Der Zusammenhang könnte indirekter Natur sein und daher rühren, dass Vorerkrankungen bei alten Menschen eher die Regel als die Ausnahme sind, und folglich bei diesen wesentlich stärker verbreitet sind als bei jüngeren Menschen.
Zusammenfassend lässt sich festhalten, dass das Leben vieler alter und sehr alter Menschen durch die Coronaimpfung verlängert worden ist und dass bereits niedrige Impfquoten von wenigen Prozent einen starken Einfluss auf das Sterbegeschehen haben. Für gesunde Menschen unter 60 Jahre ist die Impfung von geringem Nutzen und muss sorgfältig gegen die Risiken abgewägt werden.

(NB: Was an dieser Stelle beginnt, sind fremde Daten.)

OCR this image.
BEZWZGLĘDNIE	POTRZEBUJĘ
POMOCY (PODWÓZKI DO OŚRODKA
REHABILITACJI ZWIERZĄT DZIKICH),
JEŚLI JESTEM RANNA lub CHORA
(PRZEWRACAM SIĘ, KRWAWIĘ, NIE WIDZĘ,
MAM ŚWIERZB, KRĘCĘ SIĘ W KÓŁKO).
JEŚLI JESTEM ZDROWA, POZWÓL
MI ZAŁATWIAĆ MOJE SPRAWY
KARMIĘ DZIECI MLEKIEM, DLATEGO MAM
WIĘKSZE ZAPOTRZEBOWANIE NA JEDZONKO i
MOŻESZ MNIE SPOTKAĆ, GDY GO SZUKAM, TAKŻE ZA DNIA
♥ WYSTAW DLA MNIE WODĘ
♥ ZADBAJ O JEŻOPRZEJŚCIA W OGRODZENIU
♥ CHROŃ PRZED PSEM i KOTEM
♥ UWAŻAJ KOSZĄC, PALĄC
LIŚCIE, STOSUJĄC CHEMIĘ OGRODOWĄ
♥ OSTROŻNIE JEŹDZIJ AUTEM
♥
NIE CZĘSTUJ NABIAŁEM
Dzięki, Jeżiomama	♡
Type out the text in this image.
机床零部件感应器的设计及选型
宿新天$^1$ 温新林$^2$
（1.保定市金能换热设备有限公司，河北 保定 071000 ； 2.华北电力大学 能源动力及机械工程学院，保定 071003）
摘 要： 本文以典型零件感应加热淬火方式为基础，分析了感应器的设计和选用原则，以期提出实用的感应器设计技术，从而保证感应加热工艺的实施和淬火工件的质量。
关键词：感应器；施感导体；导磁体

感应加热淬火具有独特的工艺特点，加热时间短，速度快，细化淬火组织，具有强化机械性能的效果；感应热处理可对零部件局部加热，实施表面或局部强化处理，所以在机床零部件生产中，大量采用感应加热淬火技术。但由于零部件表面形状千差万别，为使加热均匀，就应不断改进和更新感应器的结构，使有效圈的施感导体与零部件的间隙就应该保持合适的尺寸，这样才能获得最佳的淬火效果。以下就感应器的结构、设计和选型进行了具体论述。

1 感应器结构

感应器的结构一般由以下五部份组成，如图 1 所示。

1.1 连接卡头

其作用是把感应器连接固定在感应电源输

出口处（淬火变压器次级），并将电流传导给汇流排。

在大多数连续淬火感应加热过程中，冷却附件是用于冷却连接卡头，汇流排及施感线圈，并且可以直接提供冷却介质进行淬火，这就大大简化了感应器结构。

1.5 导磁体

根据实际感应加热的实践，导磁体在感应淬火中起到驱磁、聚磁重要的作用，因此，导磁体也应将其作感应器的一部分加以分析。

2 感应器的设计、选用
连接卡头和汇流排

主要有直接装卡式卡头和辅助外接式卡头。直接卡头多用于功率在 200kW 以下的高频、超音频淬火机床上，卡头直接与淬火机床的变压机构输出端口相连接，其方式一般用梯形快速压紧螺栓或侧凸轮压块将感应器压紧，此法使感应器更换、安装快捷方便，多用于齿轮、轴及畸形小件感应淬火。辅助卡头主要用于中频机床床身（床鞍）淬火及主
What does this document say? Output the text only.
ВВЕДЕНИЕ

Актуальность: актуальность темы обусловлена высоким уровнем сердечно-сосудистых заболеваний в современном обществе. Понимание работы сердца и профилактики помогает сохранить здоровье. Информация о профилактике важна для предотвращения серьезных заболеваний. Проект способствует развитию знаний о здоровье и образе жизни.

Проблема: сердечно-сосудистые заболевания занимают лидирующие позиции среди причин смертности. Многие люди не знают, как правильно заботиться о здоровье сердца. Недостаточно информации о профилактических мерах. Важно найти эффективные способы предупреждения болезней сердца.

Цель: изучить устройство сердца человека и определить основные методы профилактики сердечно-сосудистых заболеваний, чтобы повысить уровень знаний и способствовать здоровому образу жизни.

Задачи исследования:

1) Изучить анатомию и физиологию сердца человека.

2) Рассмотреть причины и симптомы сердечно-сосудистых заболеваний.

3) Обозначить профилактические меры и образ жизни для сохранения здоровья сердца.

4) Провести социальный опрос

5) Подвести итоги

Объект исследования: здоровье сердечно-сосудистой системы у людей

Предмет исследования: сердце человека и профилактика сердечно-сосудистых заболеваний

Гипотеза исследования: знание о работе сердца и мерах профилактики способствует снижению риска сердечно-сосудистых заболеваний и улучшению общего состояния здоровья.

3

Eine Impfpflicht, in welcher Form oder Ausgestaltung auch immer, macht unter diesen Umständen keinen Sinn. Sie würde bestehende gesellschaftliche Gräben vertiefen, wichtige Ressourcen binden, viel Geld kosten und kaum Menschenleben retten. Auch branchenbezogene Impfpflichten sind angesichts der Tatsache, dass Geimpfte sich infizieren und andere anstecken können, kaum zu rechtfertigen.
Viel wichtiger wäre es, differenzierte Konzepte für Personen und Personengruppen zu erarbeiten, die aufgrund ihres Alters, ihrer Vorerkrankungen und/oder der äußeren Bedingungen, unter denen sie leben, besonders gefährdet sind, an einer Coronainfektion schwer zu erkranken oder zu versterben. Solange die Coronapandemie nicht überwunden ist, sollte hierbei das Testen von Kontaktpersonen im Mittelpunkt jeden Schutzkonzeptes stehen.